Enfin, ce texte garantit la restitution au profit d’un autre État membre de tout bien culturel considéré comme un trésor national de valeur artistique, historique ou archéologique, ayant quitté illicitement son territoire après le 1er janvier 1993.

Il s’agit de lutter plus efficacement contre le trafic international de biens culturels et d’assurer une protection juridique à l’ensemble du patrimoine culturel mobilier que la France tient à protéger.

Les modifications apportées aux dispositions en vigueur reposent sur quatre principes essentiels : l’élargissement de la portée du dispositif de protection à tous les biens culturels reconnus trésors nationaux, au sens de l’article 36 du traité sur le fonctionnement de l’Union européenne, l’allongement de deux à six mois du délai permettant aux autorités de l’État membre requérant de vérifier la nature du bien culturel trouvé dans un autre État membre, l’extension de un à trois ans du délai permettant l’exercice de l’action en restitution et la clarification du point de départ de ce délai, enfin la précision que la charge de la preuve de l’exercice de la diligence requise repose sur le possesseur.

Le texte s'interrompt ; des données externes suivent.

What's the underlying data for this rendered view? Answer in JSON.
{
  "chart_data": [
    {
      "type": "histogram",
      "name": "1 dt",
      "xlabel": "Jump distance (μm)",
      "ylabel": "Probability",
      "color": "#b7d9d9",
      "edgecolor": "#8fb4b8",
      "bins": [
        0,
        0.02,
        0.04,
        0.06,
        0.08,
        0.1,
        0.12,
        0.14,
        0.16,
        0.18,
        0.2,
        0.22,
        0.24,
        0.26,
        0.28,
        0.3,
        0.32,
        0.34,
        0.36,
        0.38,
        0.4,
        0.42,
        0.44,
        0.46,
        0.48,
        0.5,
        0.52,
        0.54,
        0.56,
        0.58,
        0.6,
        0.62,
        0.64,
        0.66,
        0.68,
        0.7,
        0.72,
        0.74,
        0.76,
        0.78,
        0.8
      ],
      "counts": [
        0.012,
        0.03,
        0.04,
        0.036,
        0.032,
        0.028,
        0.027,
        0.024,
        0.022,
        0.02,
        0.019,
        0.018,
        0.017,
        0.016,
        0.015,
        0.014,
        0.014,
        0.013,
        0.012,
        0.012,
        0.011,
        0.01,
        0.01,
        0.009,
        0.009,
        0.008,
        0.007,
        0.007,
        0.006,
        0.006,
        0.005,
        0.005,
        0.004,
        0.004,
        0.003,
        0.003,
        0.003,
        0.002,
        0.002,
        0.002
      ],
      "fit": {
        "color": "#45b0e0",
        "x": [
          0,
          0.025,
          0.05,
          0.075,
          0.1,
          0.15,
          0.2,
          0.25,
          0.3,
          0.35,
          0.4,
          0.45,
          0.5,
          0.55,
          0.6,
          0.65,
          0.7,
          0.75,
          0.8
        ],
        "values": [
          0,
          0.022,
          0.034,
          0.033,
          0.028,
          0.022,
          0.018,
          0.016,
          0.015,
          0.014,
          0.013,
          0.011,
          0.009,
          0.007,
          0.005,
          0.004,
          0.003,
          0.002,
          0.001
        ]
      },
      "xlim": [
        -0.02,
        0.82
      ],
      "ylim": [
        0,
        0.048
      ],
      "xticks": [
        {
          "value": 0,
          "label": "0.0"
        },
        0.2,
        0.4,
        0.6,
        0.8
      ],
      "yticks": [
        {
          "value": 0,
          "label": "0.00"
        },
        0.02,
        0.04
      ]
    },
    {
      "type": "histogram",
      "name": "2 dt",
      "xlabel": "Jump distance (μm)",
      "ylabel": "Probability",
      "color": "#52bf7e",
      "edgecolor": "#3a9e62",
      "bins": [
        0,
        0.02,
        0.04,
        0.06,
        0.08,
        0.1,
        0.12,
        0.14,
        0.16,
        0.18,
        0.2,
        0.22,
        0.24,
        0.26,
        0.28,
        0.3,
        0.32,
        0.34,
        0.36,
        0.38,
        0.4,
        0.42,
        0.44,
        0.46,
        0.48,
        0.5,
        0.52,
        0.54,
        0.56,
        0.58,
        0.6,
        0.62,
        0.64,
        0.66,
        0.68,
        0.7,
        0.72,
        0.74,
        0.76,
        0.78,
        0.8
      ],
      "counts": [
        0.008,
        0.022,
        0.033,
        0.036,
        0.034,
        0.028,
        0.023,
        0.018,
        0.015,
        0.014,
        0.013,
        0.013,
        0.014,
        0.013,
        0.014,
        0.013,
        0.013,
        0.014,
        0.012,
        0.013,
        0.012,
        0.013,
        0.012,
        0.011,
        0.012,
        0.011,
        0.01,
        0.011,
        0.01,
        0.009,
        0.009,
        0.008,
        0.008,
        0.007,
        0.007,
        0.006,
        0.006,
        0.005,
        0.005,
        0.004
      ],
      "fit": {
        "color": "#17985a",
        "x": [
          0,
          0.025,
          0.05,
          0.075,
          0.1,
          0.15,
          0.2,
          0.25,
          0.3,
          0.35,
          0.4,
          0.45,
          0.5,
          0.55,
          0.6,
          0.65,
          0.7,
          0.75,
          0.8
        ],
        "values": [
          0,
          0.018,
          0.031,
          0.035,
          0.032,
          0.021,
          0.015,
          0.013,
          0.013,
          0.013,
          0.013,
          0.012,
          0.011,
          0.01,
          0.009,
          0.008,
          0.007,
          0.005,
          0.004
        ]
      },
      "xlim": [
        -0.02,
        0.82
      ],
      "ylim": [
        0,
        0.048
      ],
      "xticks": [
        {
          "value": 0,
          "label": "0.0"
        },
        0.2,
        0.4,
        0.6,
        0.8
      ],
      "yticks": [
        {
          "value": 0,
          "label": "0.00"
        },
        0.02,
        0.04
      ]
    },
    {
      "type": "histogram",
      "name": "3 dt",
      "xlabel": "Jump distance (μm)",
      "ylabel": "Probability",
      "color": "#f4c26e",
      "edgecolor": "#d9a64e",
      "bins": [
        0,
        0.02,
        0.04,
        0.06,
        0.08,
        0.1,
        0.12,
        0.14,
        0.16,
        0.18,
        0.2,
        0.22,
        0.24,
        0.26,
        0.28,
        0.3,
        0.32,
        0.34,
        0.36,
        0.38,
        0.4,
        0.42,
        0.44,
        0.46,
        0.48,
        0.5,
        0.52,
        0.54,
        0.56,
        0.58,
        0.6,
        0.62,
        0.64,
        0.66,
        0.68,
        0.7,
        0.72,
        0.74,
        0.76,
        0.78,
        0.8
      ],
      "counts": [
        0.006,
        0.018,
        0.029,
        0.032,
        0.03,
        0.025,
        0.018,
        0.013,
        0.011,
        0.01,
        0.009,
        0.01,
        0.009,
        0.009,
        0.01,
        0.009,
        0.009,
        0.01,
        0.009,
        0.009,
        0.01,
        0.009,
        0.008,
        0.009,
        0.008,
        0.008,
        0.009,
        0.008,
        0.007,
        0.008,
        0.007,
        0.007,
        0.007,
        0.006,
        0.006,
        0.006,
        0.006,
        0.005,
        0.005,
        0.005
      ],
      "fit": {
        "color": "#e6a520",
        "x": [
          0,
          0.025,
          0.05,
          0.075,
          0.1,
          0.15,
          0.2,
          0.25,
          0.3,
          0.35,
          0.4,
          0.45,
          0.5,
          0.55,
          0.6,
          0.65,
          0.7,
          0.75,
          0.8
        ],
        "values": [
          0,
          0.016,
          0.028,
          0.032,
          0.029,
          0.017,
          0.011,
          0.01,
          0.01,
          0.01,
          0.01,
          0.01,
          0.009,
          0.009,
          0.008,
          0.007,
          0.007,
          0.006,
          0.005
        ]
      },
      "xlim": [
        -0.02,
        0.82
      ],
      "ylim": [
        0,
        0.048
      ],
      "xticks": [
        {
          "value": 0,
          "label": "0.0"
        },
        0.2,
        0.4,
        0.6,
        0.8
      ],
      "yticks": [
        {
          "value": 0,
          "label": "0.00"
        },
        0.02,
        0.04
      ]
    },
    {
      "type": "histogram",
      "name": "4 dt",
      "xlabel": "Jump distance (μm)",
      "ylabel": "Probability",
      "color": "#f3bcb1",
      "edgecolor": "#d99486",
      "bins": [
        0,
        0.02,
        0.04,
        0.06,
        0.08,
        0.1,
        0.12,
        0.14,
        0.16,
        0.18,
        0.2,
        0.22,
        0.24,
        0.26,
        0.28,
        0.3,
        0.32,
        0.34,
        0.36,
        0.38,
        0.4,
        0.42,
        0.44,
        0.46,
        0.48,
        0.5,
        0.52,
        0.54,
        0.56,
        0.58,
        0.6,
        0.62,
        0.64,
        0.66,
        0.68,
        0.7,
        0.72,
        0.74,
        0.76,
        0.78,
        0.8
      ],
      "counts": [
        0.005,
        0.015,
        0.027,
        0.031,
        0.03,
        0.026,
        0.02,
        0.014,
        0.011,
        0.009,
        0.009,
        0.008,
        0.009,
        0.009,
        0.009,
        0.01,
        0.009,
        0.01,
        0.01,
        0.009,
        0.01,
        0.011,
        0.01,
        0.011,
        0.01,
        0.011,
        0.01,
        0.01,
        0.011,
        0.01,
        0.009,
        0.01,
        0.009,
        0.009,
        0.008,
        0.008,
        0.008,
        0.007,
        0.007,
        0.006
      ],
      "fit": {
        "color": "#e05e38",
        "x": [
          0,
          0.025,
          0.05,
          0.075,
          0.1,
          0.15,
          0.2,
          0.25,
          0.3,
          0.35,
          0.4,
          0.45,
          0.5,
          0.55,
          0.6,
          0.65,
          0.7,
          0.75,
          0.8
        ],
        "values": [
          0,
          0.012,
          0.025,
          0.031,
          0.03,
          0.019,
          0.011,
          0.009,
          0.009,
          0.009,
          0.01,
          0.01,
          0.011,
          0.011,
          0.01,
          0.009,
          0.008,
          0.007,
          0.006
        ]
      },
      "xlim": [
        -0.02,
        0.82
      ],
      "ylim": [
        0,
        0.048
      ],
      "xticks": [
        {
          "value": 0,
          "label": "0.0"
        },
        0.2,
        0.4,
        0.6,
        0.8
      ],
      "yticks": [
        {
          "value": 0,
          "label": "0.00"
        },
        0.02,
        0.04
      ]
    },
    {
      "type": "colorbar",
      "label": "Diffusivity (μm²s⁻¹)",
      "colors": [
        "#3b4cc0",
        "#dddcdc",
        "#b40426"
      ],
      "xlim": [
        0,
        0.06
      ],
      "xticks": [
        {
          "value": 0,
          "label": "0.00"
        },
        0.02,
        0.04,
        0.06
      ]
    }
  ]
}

Protection de la création, accès à la culture dans le respect des droits d’auteur, défense des patrimoines nationaux, tels sont les trois piliers de ce projet de loi.

Soulignons par ailleurs que ce texte est examiné dans un cadre particulièrement contraint. En premier lieu, l’adaptation au droit européen implique une retranscription fidèle et précise de dispositions que le législateur national ne peut pas modifier substantiellement.

Par ailleurs, la procédure d’adaptation de notre droit interne au droit européen impose au législateur national de répondre à des délais précis.

Le retard pris dans la transposition de la directive 201177UE, qui devait l’être au plus tard le 1ernovembre 2013, place la France sous la menace du déclenchement par la Commission européenne d’une procédure d’infraction et par conséquent, sous la menace d’une amende. Nous regrettons, collectivement d’ailleurs, que le dépôt de ce projet de loi de transposition intervienne si tardivement, ce qui nous contraint à examiner en urgence des dispositions très complexes.

Ce retard a des conséquences en matière de sécurité juridique puisque certaines mesures seront rétroactives pour la période courant entre le 1ernovembre 2013 et la date de la promulgation de la loi. Ce n’est pas une manière satisfaisante de légiférer et nous tenions à le souligner.

Néanmoins, les avancées permises par ce projet de loi et l’esprit de responsabilité qui doit prévaloir pour transposer en urgence trois directives européennes conduiront notre groupe à voter ce texte.